Mr. Fadden said the attempted assassination, as alleged, would amount to a major breach of international relations for Saudi Arabia.

“I think it’s a clear and unambiguous violation of our sovereignty when a state sends its representatives into another state to commit a criminal act. It’s [also] a violation of international law … I think the Canadian government, if the facts are proven, should take it very seriously indeed.”

Dr. Aljabri could not be reached for comment on the latest alleged threat against him, His son, Toronto cardiologist Khalid Aljabri, would not discuss the security situation involving his father.

However, he confirmed that the FBI had warned him in January, 2018, that his father’s life was in danger and that the Crown Prince had a hit squad hunting down his father in the U.S. and Canada.

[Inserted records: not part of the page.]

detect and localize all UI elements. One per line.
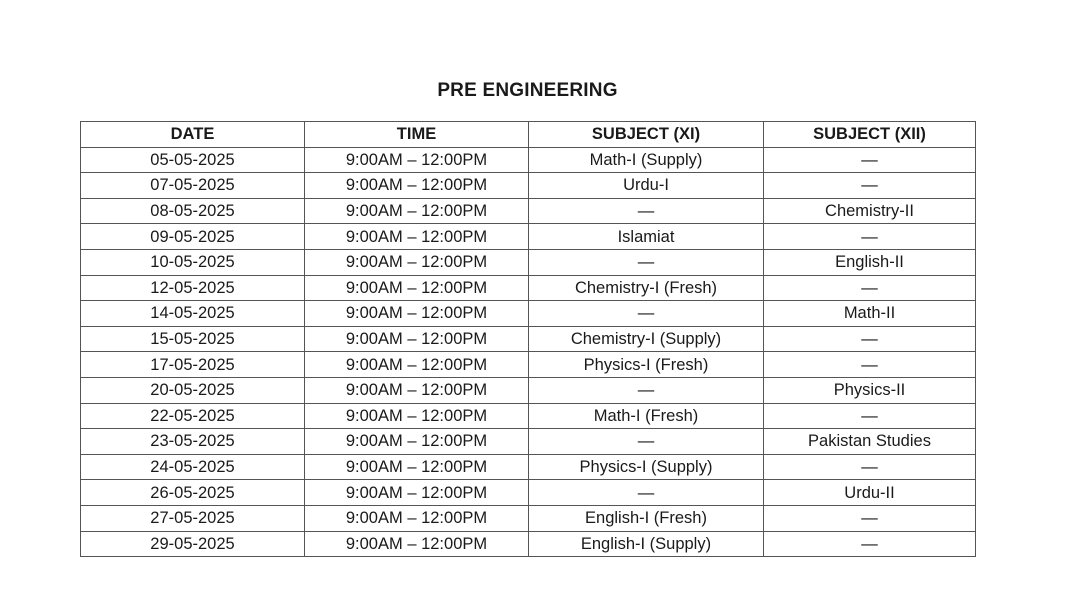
date-cell: 07-05-2025 — [81, 173, 305, 199]
date-cell: 17-05-2025 — [81, 352, 305, 378]
subject-xi-cell: Islamiat — [529, 224, 764, 250]
subject-xii-cell: Physics-II — [764, 377, 976, 403]
subject-xi-cell: Math-I (Fresh) — [529, 403, 764, 429]
time-cell: 9:00AM – 12:00PM — [305, 454, 529, 480]
time-cell: 9:00AM – 12:00PM — [305, 301, 529, 327]
table-row — [81, 377, 976, 403]
subject-xi-cell: English-I (Supply) — [529, 531, 764, 557]
time-cell: 9:00AM – 12:00PM — [305, 326, 529, 352]
table-row — [81, 429, 976, 455]
table-row — [81, 301, 976, 327]
time-cell: 9:00AM – 12:00PM — [305, 403, 529, 429]
date-cell: 12-05-2025 — [81, 275, 305, 301]
column-header-subject-xi: SUBJECT (XI) — [529, 122, 764, 148]
subject-xii-cell: Urdu-II — [764, 480, 976, 506]
table-row — [81, 505, 976, 531]
table-row — [81, 326, 976, 352]
subject-xii-cell: — — [764, 275, 976, 301]
subject-xii-cell: — — [764, 326, 976, 352]
time-cell: 9:00AM – 12:00PM — [305, 198, 529, 224]
subject-xii-cell: — — [764, 403, 976, 429]
table-row — [81, 531, 976, 557]
time-cell: 9:00AM – 12:00PM — [305, 147, 529, 173]
date-cell: 14-05-2025 — [81, 301, 305, 327]
subject-xii-cell: — — [764, 224, 976, 250]
date-cell: 08-05-2025 — [81, 198, 305, 224]
subject-xii-cell: Chemistry-II — [764, 198, 976, 224]
date-cell: 26-05-2025 — [81, 480, 305, 506]
date-cell: 15-05-2025 — [81, 326, 305, 352]
subject-xi-cell: — — [529, 377, 764, 403]
table-row — [81, 352, 976, 378]
subject-xi-cell: — — [529, 429, 764, 455]
time-cell: 9:00AM – 12:00PM — [305, 377, 529, 403]
table-row — [81, 275, 976, 301]
table-row — [81, 249, 976, 275]
table-header-row — [81, 122, 976, 148]
time-cell: 9:00AM – 12:00PM — [305, 352, 529, 378]
page-title: PRE ENGINEERING — [437, 80, 618, 101]
date-cell: 23-05-2025 — [81, 429, 305, 455]
subject-xi-cell: Physics-I (Fresh) — [529, 352, 764, 378]
subject-xi-cell: — — [529, 480, 764, 506]
subject-xi-cell: — — [529, 198, 764, 224]
table-row — [81, 454, 976, 480]
subject-xii-cell: — — [764, 352, 976, 378]
table-row — [81, 480, 976, 506]
table-row — [81, 403, 976, 429]
time-cell: 9:00AM – 12:00PM — [305, 249, 529, 275]
subject-xii-cell: — — [764, 454, 976, 480]
subject-xii-cell: Pakistan Studies — [764, 429, 976, 455]
date-cell: 29-05-2025 — [81, 531, 305, 557]
date-cell: 22-05-2025 — [81, 403, 305, 429]
date-cell: 24-05-2025 — [81, 454, 305, 480]
table-row — [81, 173, 976, 199]
subject-xii-cell: — — [764, 173, 976, 199]
subject-xii-cell: — — [764, 531, 976, 557]
exam-schedule-table — [80, 121, 976, 557]
subject-xi-cell: — — [529, 301, 764, 327]
subject-xii-cell: — — [764, 505, 976, 531]
subject-xi-cell: Chemistry-I (Fresh) — [529, 275, 764, 301]
subject-xi-cell: English-I (Fresh) — [529, 505, 764, 531]
subject-xi-cell: Math-I (Supply) — [529, 147, 764, 173]
subject-xii-cell: English-II — [764, 249, 976, 275]
date-cell: 10-05-2025 — [81, 249, 305, 275]
date-cell: 20-05-2025 — [81, 377, 305, 403]
time-cell: 9:00AM – 12:00PM — [305, 505, 529, 531]
time-cell: 9:00AM – 12:00PM — [305, 429, 529, 455]
subject-xii-cell: — — [764, 147, 976, 173]
subject-xi-cell: Chemistry-I (Supply) — [529, 326, 764, 352]
date-cell: 09-05-2025 — [81, 224, 305, 250]
column-header-subject-xii: SUBJECT (XII) — [764, 122, 976, 148]
time-cell: 9:00AM – 12:00PM — [305, 224, 529, 250]
column-header-time: TIME — [305, 122, 529, 148]
subject-xii-cell: Math-II — [764, 301, 976, 327]
time-cell: 9:00AM – 12:00PM — [305, 531, 529, 557]
date-cell: 27-05-2025 — [81, 505, 305, 531]
column-header-date: DATE — [81, 122, 305, 148]
table-row — [81, 224, 976, 250]
subject-xi-cell: — — [529, 249, 764, 275]
time-cell: 9:00AM – 12:00PM — [305, 480, 529, 506]
date-cell: 05-05-2025 — [81, 147, 305, 173]
subject-xi-cell: Urdu-I — [529, 173, 764, 199]
time-cell: 9:00AM – 12:00PM — [305, 275, 529, 301]
table-row — [81, 147, 976, 173]
subject-xi-cell: Physics-I (Supply) — [529, 454, 764, 480]
time-cell: 9:00AM – 12:00PM — [305, 173, 529, 199]
table-row — [81, 198, 976, 224]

His father managed to get all but two of his eight children out of Saudi Arabia. In mid-March, Saudi Arabia seized and imprisoned Omar, 21 and Sara, 20, in what is seen as an attempt to get him to return from exile in Canada. In early May, Saad Aljabri’s brother, Abdulrahman, a U.S.-educated electrical engineer, was also arrested.

The husband of Khalid Aljabri’s sister, Hissah, was abducted by Saudi agents in Dubai in September, 2017, and rendered to Saudi Arabia where he was tortured, Khalid Aljabri said in an interview.

At the time, his sister was in Istanbul and her husband, Salem Alnuzaini, was coerced to urge her to go to the Saudi consulate in the city. Khalid Aljabri says he suspects she would have been kidnapped had she gone.

His sister is now in Canada, waiting approval for permanent-residence status.

“There is no way she is going to go back to Turkey. There is no way she is going to go back to Saudi Arabia obviously. So we think the government should do something to help her,” he said.